Gateway Re Ltd. (Series 2026-2) – Full details:
This Gateway Re Ltd. Series 2026-2 catastrophe bond transaction is set to be the thirteenth in the Gateway Re cat bond series, which are all issued to provide capital markets backed reinsurance to protect a range of underwriting entities owned by or linked to coastal property managing general underwriter (MGU) SageSure.
This new Gateway Re Series 2026-2 catastrophe bond launches with an initial target for $175 million of multi-peril reinsurance protection to protect the Auros Reciprocal Insurance Exchange and Interboro Insurance Company, both entities that sit beneath Slaine Insurance Holdings, LLC.
In this case, the Gateway Re Ltd.
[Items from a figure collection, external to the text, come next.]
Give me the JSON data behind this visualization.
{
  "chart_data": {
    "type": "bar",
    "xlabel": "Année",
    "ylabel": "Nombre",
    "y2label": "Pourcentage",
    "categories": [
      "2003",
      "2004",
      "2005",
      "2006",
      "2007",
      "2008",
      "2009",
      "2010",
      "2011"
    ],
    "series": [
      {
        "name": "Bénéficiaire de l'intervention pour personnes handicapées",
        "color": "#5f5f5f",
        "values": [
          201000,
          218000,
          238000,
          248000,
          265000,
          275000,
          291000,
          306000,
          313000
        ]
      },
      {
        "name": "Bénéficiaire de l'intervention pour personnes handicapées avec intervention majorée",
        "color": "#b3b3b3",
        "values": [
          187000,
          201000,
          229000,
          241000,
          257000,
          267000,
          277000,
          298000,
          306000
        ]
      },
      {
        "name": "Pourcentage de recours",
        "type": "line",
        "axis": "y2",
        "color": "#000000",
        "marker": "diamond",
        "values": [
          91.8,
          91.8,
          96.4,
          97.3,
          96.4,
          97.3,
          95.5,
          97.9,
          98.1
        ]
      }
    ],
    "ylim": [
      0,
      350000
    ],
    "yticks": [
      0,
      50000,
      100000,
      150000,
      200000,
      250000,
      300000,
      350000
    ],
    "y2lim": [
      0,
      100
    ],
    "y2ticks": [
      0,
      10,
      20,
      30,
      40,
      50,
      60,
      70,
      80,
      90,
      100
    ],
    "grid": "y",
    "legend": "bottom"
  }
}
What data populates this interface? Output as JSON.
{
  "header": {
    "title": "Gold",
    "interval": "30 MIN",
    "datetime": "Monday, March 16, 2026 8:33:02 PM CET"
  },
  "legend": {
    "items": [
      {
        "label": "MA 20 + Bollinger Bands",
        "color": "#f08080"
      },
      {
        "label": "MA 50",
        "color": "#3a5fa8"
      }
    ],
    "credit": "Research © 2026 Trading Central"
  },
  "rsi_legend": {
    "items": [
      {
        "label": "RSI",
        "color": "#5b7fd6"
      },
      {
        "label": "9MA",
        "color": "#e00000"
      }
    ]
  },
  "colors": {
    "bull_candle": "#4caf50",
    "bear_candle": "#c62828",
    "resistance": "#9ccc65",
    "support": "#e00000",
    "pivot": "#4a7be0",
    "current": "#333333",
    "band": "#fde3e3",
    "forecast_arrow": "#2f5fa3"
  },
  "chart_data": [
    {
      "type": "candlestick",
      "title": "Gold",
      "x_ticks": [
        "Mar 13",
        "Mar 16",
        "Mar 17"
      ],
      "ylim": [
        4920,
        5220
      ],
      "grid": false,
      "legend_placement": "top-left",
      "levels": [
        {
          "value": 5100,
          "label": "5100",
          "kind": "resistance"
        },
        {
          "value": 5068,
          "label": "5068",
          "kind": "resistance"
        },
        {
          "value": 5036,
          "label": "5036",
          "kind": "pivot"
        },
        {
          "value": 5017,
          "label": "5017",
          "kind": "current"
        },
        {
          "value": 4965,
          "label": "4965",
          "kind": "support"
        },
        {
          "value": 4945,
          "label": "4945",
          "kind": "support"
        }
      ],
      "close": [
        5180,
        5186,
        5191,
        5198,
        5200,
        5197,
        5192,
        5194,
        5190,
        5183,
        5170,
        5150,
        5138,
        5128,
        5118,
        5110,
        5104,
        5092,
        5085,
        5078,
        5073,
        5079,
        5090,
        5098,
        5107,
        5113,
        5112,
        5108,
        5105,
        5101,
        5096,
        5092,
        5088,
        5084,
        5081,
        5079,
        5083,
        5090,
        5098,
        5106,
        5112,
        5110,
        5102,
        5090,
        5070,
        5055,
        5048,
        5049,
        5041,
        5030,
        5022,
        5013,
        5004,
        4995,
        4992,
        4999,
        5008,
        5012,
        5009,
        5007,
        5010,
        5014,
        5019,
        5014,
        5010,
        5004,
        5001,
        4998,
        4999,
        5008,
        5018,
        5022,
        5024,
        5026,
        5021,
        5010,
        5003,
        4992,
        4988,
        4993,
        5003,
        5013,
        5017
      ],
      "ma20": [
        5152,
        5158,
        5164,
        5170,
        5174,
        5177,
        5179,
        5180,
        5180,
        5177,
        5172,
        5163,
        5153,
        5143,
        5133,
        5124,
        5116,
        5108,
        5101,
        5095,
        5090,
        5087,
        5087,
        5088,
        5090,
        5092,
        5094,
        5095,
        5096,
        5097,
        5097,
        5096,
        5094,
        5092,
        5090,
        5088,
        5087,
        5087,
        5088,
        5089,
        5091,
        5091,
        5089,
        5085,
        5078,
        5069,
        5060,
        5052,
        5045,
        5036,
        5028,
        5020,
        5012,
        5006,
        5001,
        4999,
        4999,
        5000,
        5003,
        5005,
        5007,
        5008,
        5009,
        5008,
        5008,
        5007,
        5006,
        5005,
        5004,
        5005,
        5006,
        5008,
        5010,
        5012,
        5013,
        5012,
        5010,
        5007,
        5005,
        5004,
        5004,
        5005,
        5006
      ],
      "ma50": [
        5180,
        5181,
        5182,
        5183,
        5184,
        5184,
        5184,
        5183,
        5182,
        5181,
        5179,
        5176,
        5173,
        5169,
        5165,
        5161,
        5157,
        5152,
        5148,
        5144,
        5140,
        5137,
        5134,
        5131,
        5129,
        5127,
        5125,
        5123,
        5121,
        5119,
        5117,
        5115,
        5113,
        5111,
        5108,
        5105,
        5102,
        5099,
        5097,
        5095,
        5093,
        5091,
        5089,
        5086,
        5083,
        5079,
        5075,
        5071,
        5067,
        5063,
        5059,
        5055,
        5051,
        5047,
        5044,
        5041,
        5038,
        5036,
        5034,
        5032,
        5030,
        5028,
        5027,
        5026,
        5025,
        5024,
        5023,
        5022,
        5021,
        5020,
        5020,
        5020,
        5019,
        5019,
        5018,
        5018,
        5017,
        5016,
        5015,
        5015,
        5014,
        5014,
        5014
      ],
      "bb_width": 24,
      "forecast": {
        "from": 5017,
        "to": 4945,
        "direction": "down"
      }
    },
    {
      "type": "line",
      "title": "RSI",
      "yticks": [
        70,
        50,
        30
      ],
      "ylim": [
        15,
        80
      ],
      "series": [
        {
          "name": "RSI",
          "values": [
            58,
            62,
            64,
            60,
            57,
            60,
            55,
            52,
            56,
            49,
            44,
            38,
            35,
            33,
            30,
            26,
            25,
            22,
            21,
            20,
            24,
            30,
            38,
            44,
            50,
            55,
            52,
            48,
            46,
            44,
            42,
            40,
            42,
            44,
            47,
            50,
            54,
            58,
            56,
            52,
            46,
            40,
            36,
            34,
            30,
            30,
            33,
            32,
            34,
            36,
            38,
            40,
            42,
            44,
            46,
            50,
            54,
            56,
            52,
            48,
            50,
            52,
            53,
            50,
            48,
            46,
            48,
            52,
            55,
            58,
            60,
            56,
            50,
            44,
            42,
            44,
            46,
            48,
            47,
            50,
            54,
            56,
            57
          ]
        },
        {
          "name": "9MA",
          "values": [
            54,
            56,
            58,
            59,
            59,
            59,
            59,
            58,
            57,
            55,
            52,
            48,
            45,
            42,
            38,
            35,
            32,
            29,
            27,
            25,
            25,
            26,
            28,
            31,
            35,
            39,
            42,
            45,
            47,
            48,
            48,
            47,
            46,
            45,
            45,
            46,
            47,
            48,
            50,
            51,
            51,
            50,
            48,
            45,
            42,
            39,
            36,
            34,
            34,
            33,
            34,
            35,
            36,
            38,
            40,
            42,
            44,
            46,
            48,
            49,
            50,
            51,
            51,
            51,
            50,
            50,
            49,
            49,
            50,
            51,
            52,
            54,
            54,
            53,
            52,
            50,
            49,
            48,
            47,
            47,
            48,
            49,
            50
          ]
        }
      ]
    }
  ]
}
Bermuda domiciled special purpose insurer (SPI) is offering two classes of Series 2026-2 notes to investors, with the proceeds of their sale set to be used to collateralize reinsurance agreements with the ceding entities.
As said, the initial ceding entities are the Auros Reciprocal Insurance Exchange and Interboro Insurance Company, both of which have featured in cat bonds before, Auros in two previous Gateway Re deals and Interboro in older transactions when it was owned by United Property & Casualty Insurance Company.
This new deal will see the notes issued providing indemnity and per-occurrence based reinsurance to the ceding entities over a three-year term from July 1st 2026, we understand.
The notes will initially provide the ceding entities with multi-year reinsurance against losses from the U.S. perils of named storm, earthquake, severe thunderstorm, winter storm and wildfire, initially across the states of Florida, Louisiana, Mississippi, New York, South Carolina and Texas.
A $75 million tranche of Class A notes would attach their coverage at $235 million of losses and exhaust it at $535 million, giving them an initial attachment probability of 3.83%, an initial base expected loss of 1.99% and they are being offered to investors with price guidance for a spread of between 6.75% and 7.5%, we are told.
A $100 million tranche of Class B notes are riskier and would attach their coverage at $135 million of losses and exhaust it at $235 million, so sitting beneath the Class A’s, giving them an initial attachment probability of 7.58%, an initial base expected loss of 5.29% and they are being offered to investors with price guidance for a spread of between 11.75% and 12.75%, sources said.